Alors que le conflit entre Israël et le Hamas s’installe dans la durée, il apparaît plus que jamais urgent de prospecter toutes les voies et tous les moyens pour contribuer à une nouvelle dynamique de paix.
L’une des questions du jour est de savoir si la mémoire et l’histoire judéo-musulmane marocaine constituent une base politique pour un rapprochement des parties en conflit?

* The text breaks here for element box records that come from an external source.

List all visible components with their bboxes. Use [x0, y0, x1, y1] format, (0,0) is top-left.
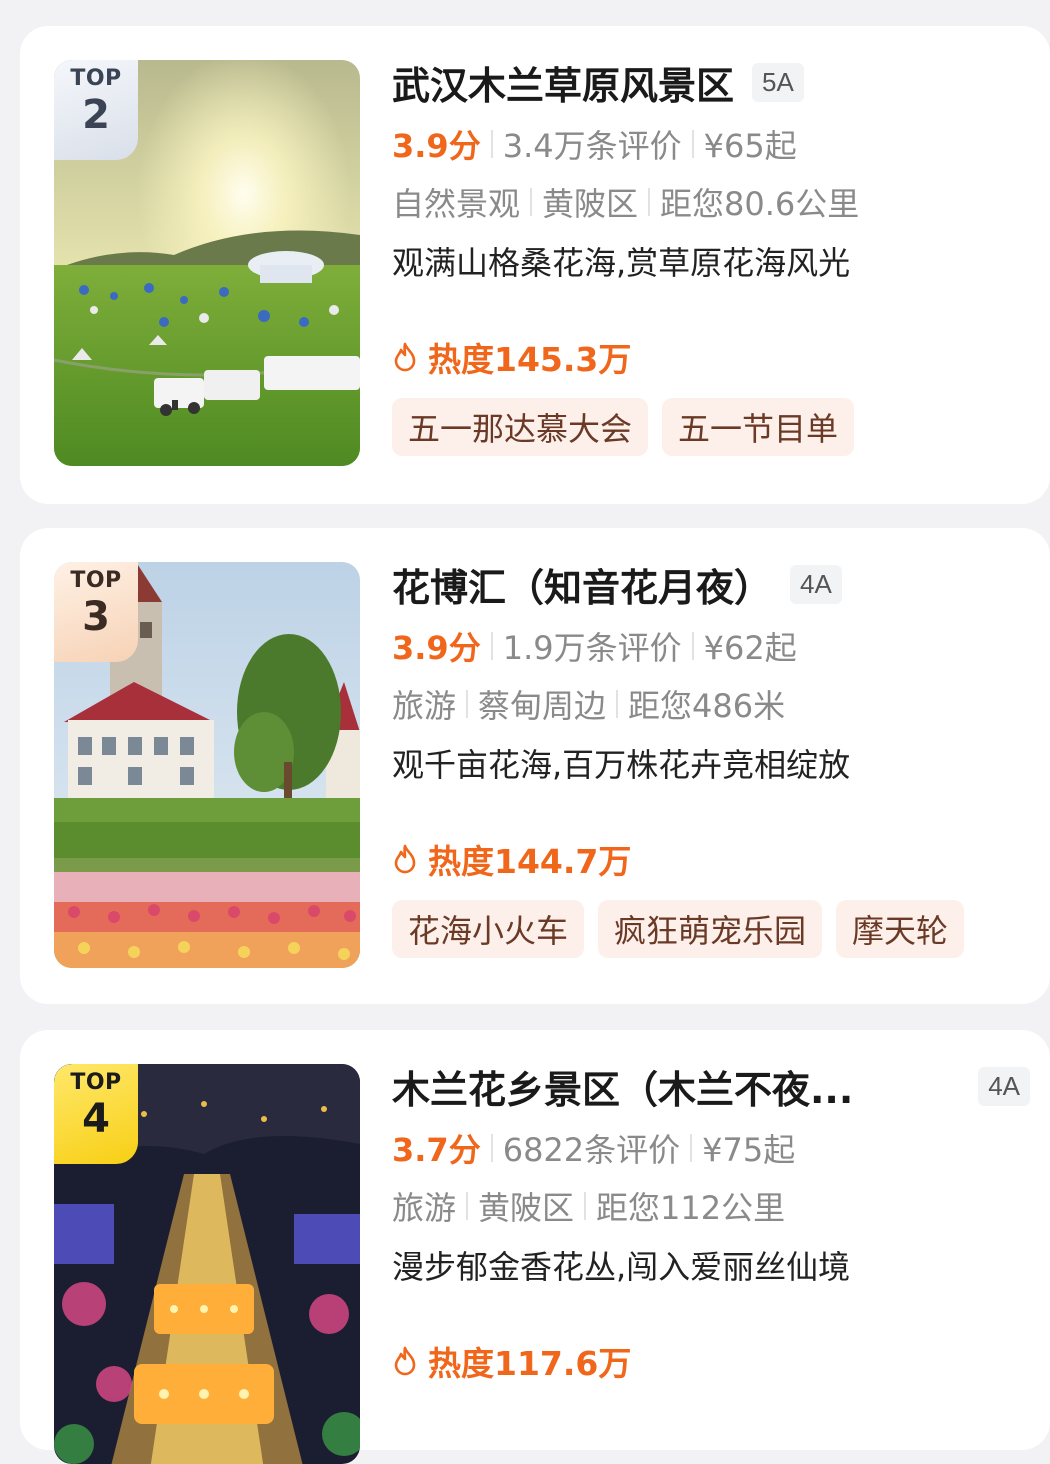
divider [466, 1192, 469, 1220]
category: 旅游 [392, 1189, 457, 1227]
divider [530, 188, 533, 216]
scenic-photo[interactable]: TOP 3 [54, 562, 360, 968]
event-tag[interactable]: 五一节目单 [662, 398, 855, 456]
divider [584, 1192, 587, 1220]
review-count: 3.4万条评价 [502, 127, 682, 165]
heat-indicator: 热度117.6万 [392, 1338, 1030, 1384]
price: ¥75起 [702, 1131, 796, 1169]
price: ¥65起 [703, 127, 797, 165]
scenic-photo[interactable]: TOP 4 [54, 1064, 360, 1464]
divider [466, 690, 469, 718]
scenic-title[interactable]: 花博汇（知音花月夜） [392, 557, 772, 612]
distance: 距您486米 [628, 687, 786, 725]
rank-badge: TOP 3 [54, 562, 138, 662]
level-badge: 5A [752, 62, 804, 102]
scenic-card[interactable]: TOP 4 木兰花乡景区（木兰不夜... 4A 3.7分 6822条评价 ¥75… [20, 1030, 1050, 1464]
category: 自然景观 [392, 185, 521, 223]
heat-value: 热度144.7万 [428, 842, 632, 881]
heat-value: 热度145.3万 [428, 340, 632, 379]
category: 旅游 [392, 687, 457, 725]
event-tag[interactable]: 摩天轮 [836, 900, 965, 958]
flame-icon [394, 342, 416, 372]
score: 3.9分 [392, 629, 481, 667]
rank-badge-number: 4 [82, 1096, 110, 1142]
divider [690, 1134, 693, 1162]
divider [691, 632, 694, 660]
rank-badge: TOP 4 [54, 1064, 138, 1164]
level-badge: 4A [790, 564, 842, 604]
price: ¥62起 [703, 629, 797, 667]
divider [648, 188, 651, 216]
area: 黄陂区 [542, 185, 639, 223]
divider [490, 632, 493, 660]
score: 3.9分 [392, 127, 481, 165]
distance: 距您112公里 [596, 1189, 786, 1227]
description: 观满山格桑花海,赏草原花海风光 [392, 244, 851, 282]
scenic-card[interactable]: TOP 3 花博汇（知音花月夜） 4A 3.9分 1.9万条评价 ¥62起 旅游… [20, 528, 1050, 1004]
heat-indicator: 热度144.7万 [392, 836, 1030, 882]
divider [490, 1134, 493, 1162]
description: 漫步郁金香花丛,闯入爱丽丝仙境 [392, 1248, 851, 1286]
scenic-photo[interactable]: TOP 2 [54, 60, 360, 466]
review-count: 1.9万条评价 [502, 629, 682, 667]
area: 蔡甸周边 [478, 687, 607, 725]
event-tag[interactable]: 疯狂萌宠乐园 [598, 900, 823, 958]
heat-indicator: 热度145.3万 [392, 334, 1030, 380]
level-badge: 4A [978, 1066, 1030, 1106]
flame-icon [394, 1346, 416, 1376]
scenic-card[interactable]: TOP 2 武汉木兰草原风景区 5A 3.9分 3.4万条评价 ¥65起 自然景… [20, 26, 1050, 504]
divider [616, 690, 619, 718]
rank-badge-top: TOP [70, 1070, 122, 1095]
rank-badge-number: 2 [82, 92, 110, 138]
score: 3.7分 [392, 1131, 481, 1169]
divider [490, 130, 493, 158]
area: 黄陂区 [478, 1189, 575, 1227]
divider [691, 130, 694, 158]
rank-badge: TOP 2 [54, 60, 138, 160]
rank-badge-top: TOP [70, 66, 122, 91]
event-tag[interactable]: 花海小火车 [392, 900, 585, 958]
event-tag[interactable]: 五一那达慕大会 [392, 398, 649, 456]
distance: 距您80.6公里 [660, 185, 860, 223]
description: 观千亩花海,百万株花卉竞相绽放 [392, 746, 851, 784]
scenic-title[interactable]: 木兰花乡景区（木兰不夜... [392, 1059, 853, 1114]
scenic-title[interactable]: 武汉木兰草原风景区 [392, 55, 734, 110]
heat-value: 热度117.6万 [428, 1344, 632, 1383]
rank-badge-top: TOP [70, 568, 122, 593]
review-count: 6822条评价 [502, 1131, 681, 1169]
flame-icon [394, 844, 416, 874]
rank-badge-number: 3 [82, 594, 110, 640]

Deux questions supplémentaires se posent également après le 7 octobre 2023 : la qualité des relations judéo-musulmanes au Maroc, et dans la diaspora, résistera-t-elle à cette inédite résurgence de la violence consécutive aux massacres du 7 octobre et à la riposte militaire israélienne? Enfin, en soi, les relations maroco-israéliennes résisteront-elles à cette immense crise humanitaire, politique et diplomatique israélo-palestinienne?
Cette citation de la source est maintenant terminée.